La sentencia razona la prueba practicada y lo hace con detalle. Así respecto de la droga traída desde sudamérica por las dos correos, este recurrente es quien se encarga de llevarlas al hotel. De ello hay prueba que resulta de las declaraciones de las dos transportistas que en el juicio oral no declararon, cuando sí lo habían hecho en la instrucción judicial reconociendo su participación y la de este recurrente. Están las llamadas telefónicas con las conversaciones adquiriendo especial relevancia la del recurrente anunciado que todo había salido perfecto. Los policías vieron el libro registro y costatan la ocupación de una habitación por parte de este recurrente.
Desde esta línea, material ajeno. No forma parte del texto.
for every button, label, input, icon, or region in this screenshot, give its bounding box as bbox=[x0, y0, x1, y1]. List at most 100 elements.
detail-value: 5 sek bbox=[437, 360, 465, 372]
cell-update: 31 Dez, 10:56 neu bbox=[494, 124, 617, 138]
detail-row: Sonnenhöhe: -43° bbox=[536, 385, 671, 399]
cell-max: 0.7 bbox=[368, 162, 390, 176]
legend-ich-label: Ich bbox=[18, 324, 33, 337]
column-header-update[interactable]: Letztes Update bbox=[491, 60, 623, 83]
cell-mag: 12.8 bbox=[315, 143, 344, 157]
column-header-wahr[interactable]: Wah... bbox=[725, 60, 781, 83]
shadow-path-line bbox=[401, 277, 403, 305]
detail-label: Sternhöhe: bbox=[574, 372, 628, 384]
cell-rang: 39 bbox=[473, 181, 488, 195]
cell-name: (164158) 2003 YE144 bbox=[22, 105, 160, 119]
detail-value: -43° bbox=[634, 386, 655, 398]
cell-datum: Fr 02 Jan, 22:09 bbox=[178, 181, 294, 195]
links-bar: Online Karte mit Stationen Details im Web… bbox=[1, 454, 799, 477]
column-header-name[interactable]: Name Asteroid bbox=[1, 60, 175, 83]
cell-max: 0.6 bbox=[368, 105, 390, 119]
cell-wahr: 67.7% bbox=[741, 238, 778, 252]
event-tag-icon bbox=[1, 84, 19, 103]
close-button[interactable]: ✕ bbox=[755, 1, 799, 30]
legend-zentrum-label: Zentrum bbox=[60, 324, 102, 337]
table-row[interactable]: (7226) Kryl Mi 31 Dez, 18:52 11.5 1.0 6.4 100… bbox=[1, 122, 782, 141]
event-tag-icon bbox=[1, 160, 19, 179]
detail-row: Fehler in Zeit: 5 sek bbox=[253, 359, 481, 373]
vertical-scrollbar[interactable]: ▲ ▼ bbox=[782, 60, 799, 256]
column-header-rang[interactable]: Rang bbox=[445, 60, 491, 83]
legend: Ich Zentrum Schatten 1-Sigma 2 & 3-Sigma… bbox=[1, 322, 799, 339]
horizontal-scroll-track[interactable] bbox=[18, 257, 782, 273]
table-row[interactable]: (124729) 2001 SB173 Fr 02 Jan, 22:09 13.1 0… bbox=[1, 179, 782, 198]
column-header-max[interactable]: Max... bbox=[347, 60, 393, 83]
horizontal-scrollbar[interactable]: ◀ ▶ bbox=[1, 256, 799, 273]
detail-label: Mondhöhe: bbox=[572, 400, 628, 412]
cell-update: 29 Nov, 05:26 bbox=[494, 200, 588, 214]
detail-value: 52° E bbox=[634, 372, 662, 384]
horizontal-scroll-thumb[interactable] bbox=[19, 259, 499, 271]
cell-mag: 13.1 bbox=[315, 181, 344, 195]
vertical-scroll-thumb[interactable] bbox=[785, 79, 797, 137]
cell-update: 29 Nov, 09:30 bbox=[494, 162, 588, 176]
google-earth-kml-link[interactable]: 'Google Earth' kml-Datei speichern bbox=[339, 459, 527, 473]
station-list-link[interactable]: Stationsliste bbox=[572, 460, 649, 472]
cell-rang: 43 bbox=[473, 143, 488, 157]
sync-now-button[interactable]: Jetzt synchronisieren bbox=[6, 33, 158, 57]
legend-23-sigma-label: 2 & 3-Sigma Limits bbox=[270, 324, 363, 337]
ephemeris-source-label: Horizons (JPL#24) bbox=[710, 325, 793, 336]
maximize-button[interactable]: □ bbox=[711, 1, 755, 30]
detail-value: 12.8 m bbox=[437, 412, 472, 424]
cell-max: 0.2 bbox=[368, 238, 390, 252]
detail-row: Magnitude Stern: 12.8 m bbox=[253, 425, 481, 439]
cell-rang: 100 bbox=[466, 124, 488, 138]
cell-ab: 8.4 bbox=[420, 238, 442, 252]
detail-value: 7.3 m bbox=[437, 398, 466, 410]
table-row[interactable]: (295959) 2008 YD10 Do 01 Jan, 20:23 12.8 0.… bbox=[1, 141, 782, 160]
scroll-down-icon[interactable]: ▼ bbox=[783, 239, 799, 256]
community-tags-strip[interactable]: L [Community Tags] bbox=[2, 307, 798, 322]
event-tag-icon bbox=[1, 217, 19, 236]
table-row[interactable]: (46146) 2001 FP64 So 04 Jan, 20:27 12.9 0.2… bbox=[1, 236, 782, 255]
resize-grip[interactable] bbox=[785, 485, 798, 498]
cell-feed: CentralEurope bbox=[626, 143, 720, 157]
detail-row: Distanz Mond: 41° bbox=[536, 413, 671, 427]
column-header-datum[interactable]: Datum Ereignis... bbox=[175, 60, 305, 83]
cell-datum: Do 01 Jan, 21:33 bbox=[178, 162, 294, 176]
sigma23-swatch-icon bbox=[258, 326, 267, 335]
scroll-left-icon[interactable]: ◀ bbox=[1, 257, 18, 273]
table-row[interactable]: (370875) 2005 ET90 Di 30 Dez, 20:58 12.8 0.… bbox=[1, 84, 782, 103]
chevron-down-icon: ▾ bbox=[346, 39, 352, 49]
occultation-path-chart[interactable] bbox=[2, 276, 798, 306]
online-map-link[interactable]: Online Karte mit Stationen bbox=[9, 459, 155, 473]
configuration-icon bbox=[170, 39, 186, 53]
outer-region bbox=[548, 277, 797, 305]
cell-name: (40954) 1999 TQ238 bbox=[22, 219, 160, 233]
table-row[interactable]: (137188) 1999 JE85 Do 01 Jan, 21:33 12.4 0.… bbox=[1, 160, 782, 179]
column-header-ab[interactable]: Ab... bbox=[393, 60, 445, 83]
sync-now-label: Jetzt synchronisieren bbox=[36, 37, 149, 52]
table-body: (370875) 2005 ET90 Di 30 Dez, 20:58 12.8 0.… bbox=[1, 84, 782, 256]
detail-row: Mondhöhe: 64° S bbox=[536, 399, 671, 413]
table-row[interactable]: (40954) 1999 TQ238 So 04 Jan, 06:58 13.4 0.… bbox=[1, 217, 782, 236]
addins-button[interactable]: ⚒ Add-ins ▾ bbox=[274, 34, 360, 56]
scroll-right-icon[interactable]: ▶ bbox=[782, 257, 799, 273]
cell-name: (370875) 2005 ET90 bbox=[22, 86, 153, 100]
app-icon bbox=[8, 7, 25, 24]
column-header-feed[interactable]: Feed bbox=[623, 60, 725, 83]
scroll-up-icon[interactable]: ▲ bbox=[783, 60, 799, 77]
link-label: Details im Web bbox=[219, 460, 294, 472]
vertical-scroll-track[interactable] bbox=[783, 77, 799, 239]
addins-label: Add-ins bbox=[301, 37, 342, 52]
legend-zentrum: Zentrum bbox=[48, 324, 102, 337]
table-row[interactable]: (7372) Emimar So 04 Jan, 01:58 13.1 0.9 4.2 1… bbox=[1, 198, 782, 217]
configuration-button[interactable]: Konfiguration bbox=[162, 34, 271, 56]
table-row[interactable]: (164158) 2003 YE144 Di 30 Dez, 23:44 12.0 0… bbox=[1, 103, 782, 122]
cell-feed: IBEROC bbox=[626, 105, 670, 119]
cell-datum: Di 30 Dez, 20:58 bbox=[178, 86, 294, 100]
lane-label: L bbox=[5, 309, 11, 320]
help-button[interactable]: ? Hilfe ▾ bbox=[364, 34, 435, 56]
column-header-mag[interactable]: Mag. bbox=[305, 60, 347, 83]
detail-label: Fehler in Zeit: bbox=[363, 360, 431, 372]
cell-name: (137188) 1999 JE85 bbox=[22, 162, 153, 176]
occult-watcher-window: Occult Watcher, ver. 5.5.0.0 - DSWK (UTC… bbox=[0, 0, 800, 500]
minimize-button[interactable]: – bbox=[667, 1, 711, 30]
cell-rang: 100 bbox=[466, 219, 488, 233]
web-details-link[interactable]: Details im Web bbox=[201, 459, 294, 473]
Que se trataba de droga es algo que resulta de las conversaciones intervenidas y, además, del precio fijado por el transporte, 33.000 euros que entregaron a las transportistas y del que fueron sustraídas posteriormente. En la sentencia se motivan la resultancia de las intervenciones (folio 87 y siguientes, 104 y siguientes) sobre el particular relativo al tirón para desapoderarle de los 29.000 euros recién entregados pro el transporte, incluso con el reparto del botín., las conversaciones telefónicas son también relevantes para la acreditación de la compra y tráfico con las sustancias perjudiciales a la salud, los anabolizantes (folios 93).
Las conversaciones telefónicas, de las que se relacionan en los folios 203 y siguientes de la sentencia, permiten la convicción obtenida sobre la participación en los hechos del recurrente.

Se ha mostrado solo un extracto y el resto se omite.